Lately, I have felt and seen some things that I don’t know how to explain. My life has changed very much since it was invaded by these recent happenings. Is it a dream? Is it a nightmare or reality?
I was walking across the camp in my grandfather’s farm. The night was very clear with a beautiful and bright silver moon in the sky. The stars were blinking over the darkness of the sky. There was something fresh and pure blowing in the summer’s breeze. My steps were firm on the soft grasses. In a short distance I could see the trees moving its leaves at the mercy of the wind.
My mind was very calm. I couldn’t think in anything that could drives me crazy or nervous. The old stories about ghosts or witches couldn’t scare me, in spite it was Friday, 13th. My heart was beating slowly and I could fetch a deep breath the warm air of that summer’s night.
In a moment, I watched my clock. It was midnight. I thought: “Oh, God, it’s midnight! I need to hurry up!”
It was only two hundred feet of my grandfather’s house when, suddenly, a sharp noise made me look to the sky. As I don’t like noise, that sharp noise drove me crazy. I hurried up without direction and a bright light (that wasn’t the moonlight) persecuted me. In a few seconds the sound and the bright light were reduced and I could open my eyes. Finally, I could stay conscious about the situation.
For a few moments I thought that I was dead. I felt some strange things like somebody surveying my interior and robbing my mind. I couldn’t resist and surrended. I had lost my conscience.
When I awoke, I was on a bed of the State Hospital. Sometimes my family and old friends come here to visit me. Doctor Paul visits me everyday. He never told me what I have, in spite of my insistence. But I have my information network. My colleague Napoleon Bonaparte told me that probably I have had a meeting with an Unidentified Flying Object-UFO in my grandfather’s farm. But in opinion of Mister Merlin, my neighbour, I had my soul robed by witches of the Dark Forest because I insisted to walk under the darkness on a Friday, 13th. In other hand, my friend Oscar Wilde thinks that I have AIDS and has avoided me. They are secure opinions because my colleagues are respectable persons in this hospital.
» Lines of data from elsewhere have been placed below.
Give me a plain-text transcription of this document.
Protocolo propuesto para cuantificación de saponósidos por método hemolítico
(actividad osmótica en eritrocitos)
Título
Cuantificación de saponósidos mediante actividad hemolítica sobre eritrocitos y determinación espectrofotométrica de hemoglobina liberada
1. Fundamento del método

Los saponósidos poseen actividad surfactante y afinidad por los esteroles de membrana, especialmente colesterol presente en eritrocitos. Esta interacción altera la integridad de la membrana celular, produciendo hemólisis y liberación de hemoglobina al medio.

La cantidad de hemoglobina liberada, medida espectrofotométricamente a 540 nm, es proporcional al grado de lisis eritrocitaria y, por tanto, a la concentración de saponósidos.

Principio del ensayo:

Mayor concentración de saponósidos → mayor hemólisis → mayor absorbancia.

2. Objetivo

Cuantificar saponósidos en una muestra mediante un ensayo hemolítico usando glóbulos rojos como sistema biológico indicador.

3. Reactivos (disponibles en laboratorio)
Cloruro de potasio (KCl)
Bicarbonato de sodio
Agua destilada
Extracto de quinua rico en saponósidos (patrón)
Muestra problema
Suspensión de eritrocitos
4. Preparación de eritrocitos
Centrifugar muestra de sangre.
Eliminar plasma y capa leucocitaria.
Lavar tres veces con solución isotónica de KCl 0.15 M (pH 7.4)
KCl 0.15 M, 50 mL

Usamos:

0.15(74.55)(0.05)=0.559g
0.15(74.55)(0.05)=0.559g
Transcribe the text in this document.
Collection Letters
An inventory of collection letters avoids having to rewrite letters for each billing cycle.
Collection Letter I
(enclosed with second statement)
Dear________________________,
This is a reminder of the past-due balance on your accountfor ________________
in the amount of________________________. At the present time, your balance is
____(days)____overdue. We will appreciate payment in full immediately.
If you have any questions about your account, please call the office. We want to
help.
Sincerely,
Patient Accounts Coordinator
We are all assisted by two strong men wearing white clothes. They take care of us everyday. They are indefatigable. It’s the eight capital sin of our New Republic and you can call this “stewardship”. It’s for ones who can, my friend.
I still don’t know precisely what I have. Did witches robe my soul? Had I a meeting with an UFO? I don’t know. The only thing that I know is that sometimes I have felt a great wish to drink a cup of blood. It can be A, B, AB or O. I don’t have preferences about the trademark or label. Since I arrived here, I have proved the Napoleon, Merlin, Oscar and other colleagues’ blood. Now, they don’t want to furnish me neither a drop, because I am a great drunkard and I can stay with cirrhosis and die.
Someday, I will invite you to drink with me. Would you like to drink with me someday?